5-8 years of related health care claims auditing experience in a complex healthcare environment, with at least 1 – 2 years of managing direct reports
Experience working in health insurance specifically with claims processing, billing, reimbursement, coding, or provider contracting, a plus
Ability to work with leaders to develop and document desired business capabilities and be able to translate those into system needs and requirements
Demonstrated ability to effectively develop team members and monitor performance
Exceptional organizational, communication, and interpersonal skills and ability to communicate effectively using written and verbal communication.
Detail oriented with strong analytical and critical thinking skills
Excellent computer skills and ability to effectively manage spreadsheets, develop presentations, organize files, and write letters and reports, plus, ability to effectively organize and prioritize in a multi-task, balance competing demands and work on assigned projects from inception to completion.

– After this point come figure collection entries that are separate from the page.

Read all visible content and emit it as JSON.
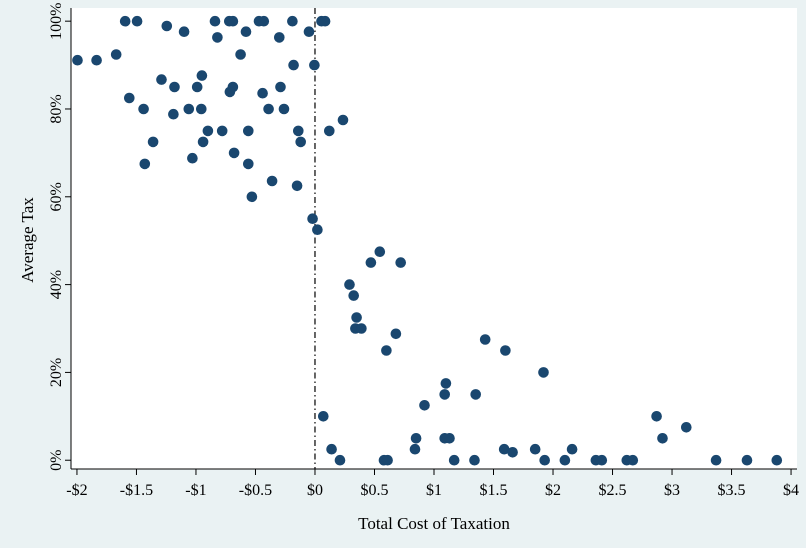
{
  "chart_data": {
    "type": "scatter",
    "title": "",
    "xlabel": "Total Cost of Taxation",
    "ylabel": "Average Tax",
    "xlim": [
      -2.05,
      4.05
    ],
    "ylim": [
      -0.02,
      1.03
    ],
    "x_ticks": [
      {
        "value": -2,
        "label": "-$2"
      },
      {
        "value": -1.5,
        "label": "-$1.5"
      },
      {
        "value": -1,
        "label": "-$1"
      },
      {
        "value": -0.5,
        "label": "-$0.5"
      },
      {
        "value": 0,
        "label": "$0"
      },
      {
        "value": 0.5,
        "label": "$0.5"
      },
      {
        "value": 1,
        "label": "$1"
      },
      {
        "value": 1.5,
        "label": "$1.5"
      },
      {
        "value": 2,
        "label": "$2"
      },
      {
        "value": 2.5,
        "label": "$2.5"
      },
      {
        "value": 3,
        "label": "$3"
      },
      {
        "value": 3.5,
        "label": "$3.5"
      },
      {
        "value": 4,
        "label": "$4"
      }
    ],
    "y_ticks": [
      {
        "value": 0,
        "label": "0%"
      },
      {
        "value": 0.2,
        "label": "20%"
      },
      {
        "value": 0.4,
        "label": "40%"
      },
      {
        "value": 0.6,
        "label": "60%"
      },
      {
        "value": 0.8,
        "label": "80%"
      },
      {
        "value": 1,
        "label": "100%"
      }
    ],
    "reference_line": {
      "x": 0,
      "style": "dash-dot"
    },
    "grid": false,
    "marker_color": "#1a476f",
    "background_color": "#eaf2f3",
    "plot_background_color": "#ffffff",
    "points": [
      {
        "x": -1.995,
        "y": 0.911
      },
      {
        "x": -1.835,
        "y": 0.911
      },
      {
        "x": -1.67,
        "y": 0.924
      },
      {
        "x": -1.595,
        "y": 1.0
      },
      {
        "x": -1.495,
        "y": 1.0
      },
      {
        "x": -1.245,
        "y": 0.989
      },
      {
        "x": -1.1,
        "y": 0.976
      },
      {
        "x": -0.84,
        "y": 1.0
      },
      {
        "x": -0.72,
        "y": 1.0
      },
      {
        "x": -0.69,
        "y": 1.0
      },
      {
        "x": -0.47,
        "y": 1.0
      },
      {
        "x": -0.43,
        "y": 1.0
      },
      {
        "x": -0.19,
        "y": 1.0
      },
      {
        "x": 0.055,
        "y": 1.0
      },
      {
        "x": 0.085,
        "y": 1.0
      },
      {
        "x": -0.82,
        "y": 0.963
      },
      {
        "x": -0.58,
        "y": 0.976
      },
      {
        "x": -0.3,
        "y": 0.963
      },
      {
        "x": -0.05,
        "y": 0.976
      },
      {
        "x": -0.625,
        "y": 0.924
      },
      {
        "x": -0.18,
        "y": 0.9
      },
      {
        "x": -0.005,
        "y": 0.9
      },
      {
        "x": -0.95,
        "y": 0.876
      },
      {
        "x": -1.29,
        "y": 0.867
      },
      {
        "x": -1.18,
        "y": 0.85
      },
      {
        "x": -0.99,
        "y": 0.85
      },
      {
        "x": -0.69,
        "y": 0.85
      },
      {
        "x": -0.715,
        "y": 0.839
      },
      {
        "x": -0.44,
        "y": 0.836
      },
      {
        "x": -0.29,
        "y": 0.85
      },
      {
        "x": -1.56,
        "y": 0.825
      },
      {
        "x": -1.44,
        "y": 0.8
      },
      {
        "x": -1.19,
        "y": 0.788
      },
      {
        "x": -1.06,
        "y": 0.8
      },
      {
        "x": -0.955,
        "y": 0.8
      },
      {
        "x": -0.39,
        "y": 0.8
      },
      {
        "x": -0.26,
        "y": 0.8
      },
      {
        "x": -0.9,
        "y": 0.75
      },
      {
        "x": -0.78,
        "y": 0.75
      },
      {
        "x": -0.56,
        "y": 0.75
      },
      {
        "x": -0.14,
        "y": 0.75
      },
      {
        "x": 0.12,
        "y": 0.75
      },
      {
        "x": 0.235,
        "y": 0.775
      },
      {
        "x": -1.36,
        "y": 0.725
      },
      {
        "x": -0.94,
        "y": 0.725
      },
      {
        "x": -0.12,
        "y": 0.725
      },
      {
        "x": -1.03,
        "y": 0.688
      },
      {
        "x": -0.68,
        "y": 0.7
      },
      {
        "x": -1.43,
        "y": 0.675
      },
      {
        "x": -0.56,
        "y": 0.675
      },
      {
        "x": -0.36,
        "y": 0.636
      },
      {
        "x": -0.15,
        "y": 0.625
      },
      {
        "x": -0.53,
        "y": 0.6
      },
      {
        "x": -0.02,
        "y": 0.55
      },
      {
        "x": 0.02,
        "y": 0.525
      },
      {
        "x": 0.545,
        "y": 0.475
      },
      {
        "x": 0.47,
        "y": 0.45
      },
      {
        "x": 0.72,
        "y": 0.45
      },
      {
        "x": 0.29,
        "y": 0.4
      },
      {
        "x": 0.325,
        "y": 0.375
      },
      {
        "x": 0.35,
        "y": 0.325
      },
      {
        "x": 0.34,
        "y": 0.3
      },
      {
        "x": 0.39,
        "y": 0.3
      },
      {
        "x": 0.68,
        "y": 0.288
      },
      {
        "x": 0.6,
        "y": 0.25
      },
      {
        "x": 1.43,
        "y": 0.275
      },
      {
        "x": 1.6,
        "y": 0.25
      },
      {
        "x": 1.92,
        "y": 0.2
      },
      {
        "x": 1.1,
        "y": 0.175
      },
      {
        "x": 1.09,
        "y": 0.15
      },
      {
        "x": 1.35,
        "y": 0.15
      },
      {
        "x": 0.92,
        "y": 0.125
      },
      {
        "x": 0.07,
        "y": 0.1
      },
      {
        "x": 2.87,
        "y": 0.1
      },
      {
        "x": 3.12,
        "y": 0.075
      },
      {
        "x": 2.92,
        "y": 0.05
      },
      {
        "x": 0.85,
        "y": 0.05
      },
      {
        "x": 1.09,
        "y": 0.05
      },
      {
        "x": 1.13,
        "y": 0.05
      },
      {
        "x": 0.14,
        "y": 0.025
      },
      {
        "x": 0.84,
        "y": 0.025
      },
      {
        "x": 1.59,
        "y": 0.025
      },
      {
        "x": 1.66,
        "y": 0.018
      },
      {
        "x": 1.85,
        "y": 0.025
      },
      {
        "x": 2.16,
        "y": 0.025
      },
      {
        "x": 0.21,
        "y": 0.0
      },
      {
        "x": 0.58,
        "y": 0.0
      },
      {
        "x": 0.61,
        "y": 0.0
      },
      {
        "x": 1.17,
        "y": 0.0
      },
      {
        "x": 1.34,
        "y": 0.0
      },
      {
        "x": 1.93,
        "y": 0.0
      },
      {
        "x": 2.1,
        "y": 0.0
      },
      {
        "x": 2.36,
        "y": 0.0
      },
      {
        "x": 2.41,
        "y": 0.0
      },
      {
        "x": 2.62,
        "y": 0.0
      },
      {
        "x": 2.67,
        "y": 0.0
      },
      {
        "x": 3.37,
        "y": 0.0
      },
      {
        "x": 3.63,
        "y": 0.0
      },
      {
        "x": 3.88,
        "y": 0.0
      }
    ]
  }
}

Demonstrates a strong commitment to compliance and ethics
Proficient with all Microsoft Office products, with at least an intermediate level of proficiency in Excel
COVID-19 Vaccination:
With the end of the Global Coronavirus COVID-19 Pandemic, Fallon Health no longer requires all employees to be vaccinated against COVID-19 except for employees who are in jobs that under state and federal laws, regulations and policies are required to be vaccinated and/or they are in Member/participant facing positions.
Fallon Health provides equal employment opportunities to all employees and applicants for employment and prohibits discrimination and harassment of any type without regard to race, color, religion, age, sex, national origin, disability status, genetics, protected veteran status, sexual orientation, gender identity or expression, or any other characteristic protected by federal, state or local laws.